Le renseignement extérieur estonien soupçonne la Russie d’utiliser des navires civils à des fins d’espionnage

Dans son rapport annuel [.pdf], le service estonien de renseignement extérieur [FIS] est formel : la seule menace « sérieuse » pour la sécurité de la Baltique et la souveraineté de l’Estonie vient de la Russie. Et pas d’ailleurs. Et c’est en effet ce qui ressort de ses analyses faites au sujet des manoeuvres militaires effectuées par les forces russes au cours de la « dernière décennie ».

Selon le FIS, un conflit militaire avec l’Otan pourrait être déclenché, par exemple, par la contestation du pouvoir en Biélorussie, pays avec lequel la Russie a connu quelques tensions récemment. Le rapport s’attarde longuement sur cette éventualité.

« Notre évaluation est que, si quelque chose d’imprévu devait arriver personnellement au président Alexandre Loukachenko ou à son régime, il y aurait un grand risque d’une action militaire rapide de la part de la Russie pour empêcher la Biélorussie de devenir une démocratie pro-occidentale », avance le renseignement extérieur estonien.

Et cela d’autant plus, explique le rapport, que « les conflits économiques persistants entre la Russie et la Biélorussie et les tentatives biélorusses de mener une politique étrangère indépendante ont amené les dirigeants russes à s’inquiéter de leur influence [sur Minsk] et à accroître la pression sur les dirigeants du pays. »

En outre, ce dernier estime que les pays baltes constituent actuellement le point faible de l’Otan, même si des mesures de « réassurance », comme le déploiement de bataillons multinationaux sur leur territoire [eFP, enhanced Forward Presence, ndlr], visent justement à dissuader la Russie de tenter quoi que ce soit.

« L’Estonie doit être préparée à une incursion militaire de la Russie », lit-on dans le ce rapport, qui avance par ailleurs qu’en « incitant à la haine entre les groupes ethniques locaux dans les États baltes », Moscou « tente simplement de se donner un prétexte pour une intervention militaire, le cas échéant ».

Justement, et dans l’optique d’une telle issue, le renseignement estonien soupçonne la Russie d’utiliser des navires civils pour espionner les « infrastructures critiques » de l’Otan. Ainsi, il est fait état, dans son rapport, de comportements suspects parmi ces derniers, comme des tentatives de pénétrer dans des zones vouées à des zones de manoeuvres navales ou interdites au trafic maritime [zones d’essais, approches des bases navales, etc…].

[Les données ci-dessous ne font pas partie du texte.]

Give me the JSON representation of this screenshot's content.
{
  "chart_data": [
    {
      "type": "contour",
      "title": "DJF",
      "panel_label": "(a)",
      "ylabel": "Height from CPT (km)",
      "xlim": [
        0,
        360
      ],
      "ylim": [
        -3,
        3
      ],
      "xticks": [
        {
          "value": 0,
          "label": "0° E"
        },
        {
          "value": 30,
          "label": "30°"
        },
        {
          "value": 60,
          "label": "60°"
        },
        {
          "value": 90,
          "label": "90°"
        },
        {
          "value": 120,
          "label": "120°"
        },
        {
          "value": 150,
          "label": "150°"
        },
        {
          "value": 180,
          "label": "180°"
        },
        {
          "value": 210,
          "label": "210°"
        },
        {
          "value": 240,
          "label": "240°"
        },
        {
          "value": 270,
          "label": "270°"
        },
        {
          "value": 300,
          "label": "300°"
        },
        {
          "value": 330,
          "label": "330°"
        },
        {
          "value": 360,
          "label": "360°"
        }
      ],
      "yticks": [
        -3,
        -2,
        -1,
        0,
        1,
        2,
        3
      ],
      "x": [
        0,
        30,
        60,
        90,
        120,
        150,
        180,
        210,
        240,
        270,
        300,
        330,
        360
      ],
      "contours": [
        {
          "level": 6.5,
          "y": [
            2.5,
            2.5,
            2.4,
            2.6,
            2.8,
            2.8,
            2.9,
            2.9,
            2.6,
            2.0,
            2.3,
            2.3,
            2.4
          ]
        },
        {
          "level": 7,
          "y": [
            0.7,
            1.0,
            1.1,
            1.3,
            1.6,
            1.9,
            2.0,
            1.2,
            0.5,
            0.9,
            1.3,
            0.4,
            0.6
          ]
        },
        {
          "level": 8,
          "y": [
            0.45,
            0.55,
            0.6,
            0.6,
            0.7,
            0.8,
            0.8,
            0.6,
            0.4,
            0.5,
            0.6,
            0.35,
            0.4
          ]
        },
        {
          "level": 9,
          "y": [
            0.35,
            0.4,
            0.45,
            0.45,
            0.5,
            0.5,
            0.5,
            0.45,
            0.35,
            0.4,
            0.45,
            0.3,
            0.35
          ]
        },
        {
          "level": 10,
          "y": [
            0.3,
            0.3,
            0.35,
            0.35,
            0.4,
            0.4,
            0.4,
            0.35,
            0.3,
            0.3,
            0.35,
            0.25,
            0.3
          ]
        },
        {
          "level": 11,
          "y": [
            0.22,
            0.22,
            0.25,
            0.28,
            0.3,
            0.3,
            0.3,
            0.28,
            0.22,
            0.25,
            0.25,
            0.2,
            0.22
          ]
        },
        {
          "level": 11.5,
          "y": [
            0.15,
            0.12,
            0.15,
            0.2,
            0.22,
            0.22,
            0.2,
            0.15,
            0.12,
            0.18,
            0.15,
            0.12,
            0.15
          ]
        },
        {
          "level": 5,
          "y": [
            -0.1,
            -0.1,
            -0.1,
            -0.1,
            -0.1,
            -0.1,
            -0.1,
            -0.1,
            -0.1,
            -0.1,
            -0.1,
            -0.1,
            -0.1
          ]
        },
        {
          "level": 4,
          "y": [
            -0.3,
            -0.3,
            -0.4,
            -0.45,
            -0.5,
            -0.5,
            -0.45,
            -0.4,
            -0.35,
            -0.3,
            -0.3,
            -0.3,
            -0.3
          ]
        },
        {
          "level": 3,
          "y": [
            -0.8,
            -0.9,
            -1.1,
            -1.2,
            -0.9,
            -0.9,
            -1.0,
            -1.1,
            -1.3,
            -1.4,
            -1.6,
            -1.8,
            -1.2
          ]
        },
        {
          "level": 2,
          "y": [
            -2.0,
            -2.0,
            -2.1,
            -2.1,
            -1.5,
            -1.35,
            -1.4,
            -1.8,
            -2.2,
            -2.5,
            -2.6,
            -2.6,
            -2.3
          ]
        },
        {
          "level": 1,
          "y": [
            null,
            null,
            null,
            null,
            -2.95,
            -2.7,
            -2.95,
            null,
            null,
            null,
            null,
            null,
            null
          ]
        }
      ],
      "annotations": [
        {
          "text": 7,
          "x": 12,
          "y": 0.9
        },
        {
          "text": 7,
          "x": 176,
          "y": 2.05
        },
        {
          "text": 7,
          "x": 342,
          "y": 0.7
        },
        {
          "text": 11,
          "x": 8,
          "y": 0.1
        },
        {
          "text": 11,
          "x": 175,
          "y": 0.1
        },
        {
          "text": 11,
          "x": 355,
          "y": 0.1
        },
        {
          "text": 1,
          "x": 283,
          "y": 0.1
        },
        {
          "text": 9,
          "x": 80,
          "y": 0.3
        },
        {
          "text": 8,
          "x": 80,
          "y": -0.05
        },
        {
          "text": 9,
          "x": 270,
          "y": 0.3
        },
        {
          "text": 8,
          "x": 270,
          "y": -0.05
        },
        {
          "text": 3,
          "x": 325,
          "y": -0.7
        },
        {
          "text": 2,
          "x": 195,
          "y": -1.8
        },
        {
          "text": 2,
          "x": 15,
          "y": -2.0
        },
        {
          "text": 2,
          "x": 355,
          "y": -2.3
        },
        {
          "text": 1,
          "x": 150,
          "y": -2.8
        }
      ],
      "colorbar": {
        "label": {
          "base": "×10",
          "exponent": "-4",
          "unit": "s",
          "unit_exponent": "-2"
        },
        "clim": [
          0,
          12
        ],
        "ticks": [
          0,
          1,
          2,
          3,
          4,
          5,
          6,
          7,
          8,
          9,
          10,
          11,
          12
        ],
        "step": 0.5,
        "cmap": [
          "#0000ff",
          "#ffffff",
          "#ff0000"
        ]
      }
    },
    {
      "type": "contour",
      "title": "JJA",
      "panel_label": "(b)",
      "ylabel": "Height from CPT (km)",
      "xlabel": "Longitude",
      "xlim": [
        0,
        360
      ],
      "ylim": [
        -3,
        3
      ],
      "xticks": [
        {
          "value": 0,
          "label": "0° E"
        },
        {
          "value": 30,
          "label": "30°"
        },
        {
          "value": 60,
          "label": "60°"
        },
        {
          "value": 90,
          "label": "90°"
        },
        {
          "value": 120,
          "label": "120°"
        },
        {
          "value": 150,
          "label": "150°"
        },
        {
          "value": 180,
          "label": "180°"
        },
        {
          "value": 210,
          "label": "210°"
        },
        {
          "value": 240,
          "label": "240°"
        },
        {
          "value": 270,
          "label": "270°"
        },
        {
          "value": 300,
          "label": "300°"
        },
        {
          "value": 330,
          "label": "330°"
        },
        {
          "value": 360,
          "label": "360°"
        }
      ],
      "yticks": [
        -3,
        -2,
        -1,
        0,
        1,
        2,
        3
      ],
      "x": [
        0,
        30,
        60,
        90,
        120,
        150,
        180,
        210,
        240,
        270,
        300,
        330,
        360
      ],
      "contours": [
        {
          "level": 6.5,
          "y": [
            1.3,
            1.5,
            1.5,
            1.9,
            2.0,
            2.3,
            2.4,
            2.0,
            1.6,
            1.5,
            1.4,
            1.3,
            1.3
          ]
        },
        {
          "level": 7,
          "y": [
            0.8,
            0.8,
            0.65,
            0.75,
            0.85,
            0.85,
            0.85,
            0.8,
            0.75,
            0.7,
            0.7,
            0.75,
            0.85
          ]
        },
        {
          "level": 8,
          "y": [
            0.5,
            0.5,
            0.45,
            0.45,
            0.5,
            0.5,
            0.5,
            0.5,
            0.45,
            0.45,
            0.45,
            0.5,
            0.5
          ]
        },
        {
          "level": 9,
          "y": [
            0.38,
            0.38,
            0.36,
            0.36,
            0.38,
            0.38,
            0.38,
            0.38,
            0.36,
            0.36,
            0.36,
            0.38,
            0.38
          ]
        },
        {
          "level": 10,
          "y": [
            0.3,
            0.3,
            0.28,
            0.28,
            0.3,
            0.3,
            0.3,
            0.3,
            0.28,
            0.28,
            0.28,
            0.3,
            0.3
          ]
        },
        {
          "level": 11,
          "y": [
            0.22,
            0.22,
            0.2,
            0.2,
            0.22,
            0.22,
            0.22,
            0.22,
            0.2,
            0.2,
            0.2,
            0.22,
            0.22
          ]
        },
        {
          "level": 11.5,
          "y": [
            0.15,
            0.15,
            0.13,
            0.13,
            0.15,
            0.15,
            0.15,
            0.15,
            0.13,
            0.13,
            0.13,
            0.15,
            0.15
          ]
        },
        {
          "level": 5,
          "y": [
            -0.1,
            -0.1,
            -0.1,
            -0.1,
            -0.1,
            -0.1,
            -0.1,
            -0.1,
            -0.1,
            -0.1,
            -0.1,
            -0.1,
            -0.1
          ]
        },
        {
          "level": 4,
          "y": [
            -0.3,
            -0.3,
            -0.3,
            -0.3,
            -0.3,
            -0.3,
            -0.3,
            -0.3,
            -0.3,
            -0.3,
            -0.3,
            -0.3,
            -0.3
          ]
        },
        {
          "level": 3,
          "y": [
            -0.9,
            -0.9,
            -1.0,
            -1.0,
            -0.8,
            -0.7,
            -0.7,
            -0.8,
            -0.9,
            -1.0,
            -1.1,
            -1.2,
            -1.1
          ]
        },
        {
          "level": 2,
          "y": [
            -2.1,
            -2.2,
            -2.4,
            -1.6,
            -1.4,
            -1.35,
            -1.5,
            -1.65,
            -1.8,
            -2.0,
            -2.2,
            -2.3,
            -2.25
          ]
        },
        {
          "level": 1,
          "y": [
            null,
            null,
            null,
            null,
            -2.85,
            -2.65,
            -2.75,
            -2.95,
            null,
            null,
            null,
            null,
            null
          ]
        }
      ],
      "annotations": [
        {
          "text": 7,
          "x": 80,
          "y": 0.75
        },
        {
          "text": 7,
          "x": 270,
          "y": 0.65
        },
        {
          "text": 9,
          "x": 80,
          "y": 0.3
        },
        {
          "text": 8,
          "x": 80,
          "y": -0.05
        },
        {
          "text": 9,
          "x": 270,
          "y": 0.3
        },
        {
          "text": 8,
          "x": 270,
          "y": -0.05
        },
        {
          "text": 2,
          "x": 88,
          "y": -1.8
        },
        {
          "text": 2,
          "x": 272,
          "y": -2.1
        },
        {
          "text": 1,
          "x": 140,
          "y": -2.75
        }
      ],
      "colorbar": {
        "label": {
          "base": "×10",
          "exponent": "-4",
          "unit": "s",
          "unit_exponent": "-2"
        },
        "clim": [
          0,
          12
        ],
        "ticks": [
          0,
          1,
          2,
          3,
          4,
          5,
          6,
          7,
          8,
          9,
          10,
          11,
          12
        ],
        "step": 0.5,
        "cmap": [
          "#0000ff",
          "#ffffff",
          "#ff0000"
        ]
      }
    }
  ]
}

« Les tentatives d’entrer dans les eaux territoriales étrangères sans autorisation, sous le prétexte de devoir s’abriter de la tempête ou de réparations techniques, deviennent de plus en plus fréquentes », constate le FIS. Or, poursuit-il, « ce genre de comportement se démarque clairement des autres navires civils ordinaires. »

En outre, rappelle le renseignement estonien, tous les bâtiments appartenant à des sociétés et/ou à des agences étatiques russes sont enregistrés comme « navires de réserve », c’est à dire qu’ils sont susceptibles d’être utilisés comme navires de soutien par la marine russe.

Par ailleurs, le FIS affirme également que la Russie utilise des navires civils pour des « opérations d’influence » Ce qui est un « développement nouveau », selon lui.

« Une pratique actuellement en vogue consiste à utiliser les grands voiliers des agences d’État et des établissements d’enseignement russes, pour des voyages en mer, des régates et des festivals dans le monde entier. Une partie de ces voyages comprend des événements politiques pour les communautés russes locales, des reconstitutions de propagande d’épisodes choisis de l’histoire russe et des œuvres missionnaires de l’Église orthodoxe russe », est-il expliqué dans le rapport. Et de préciser : « Les politiciens, les responsables des gouvernements locaux et les hommes d’affaires visitant les navires font l’objet d’une attention particulière. »

Aussi, pour le renseignement estonien, comme ils sont une « sorte d’extension des autorités » de l’État puisqu’ils peuvent être, au besoin, être « utilisés pour rassembler des informations, poursuivre des objectifs militaires ou mener des opérations secrètes », les navires civils russes devaient faire l’objet d’une « plus grande attention. »

L’ambassade de Russie en Estonie a réagi à ces accusations d’une façon très ironique, sans pour autant aborder le fond du rapport publié par le FIS.

« Si l’on oublie le logo du service sur la couverture, on peut penser que ce document est en réalité une compilation d’histoires d’horreur antirusses imaginées par les médias occidentaux sur lesquelles les auteurs estoniens travaillent depuis un an », a-t-elle rétorqué, via un communiqué. « En conséquence, ils ont publié un fouillis incompréhensible de fausses insinuations, de faits déformés, d’évaluations biaisées et de diffamation pure fondés sur une haine profonde pour la Russie », a-t-elle ajouté.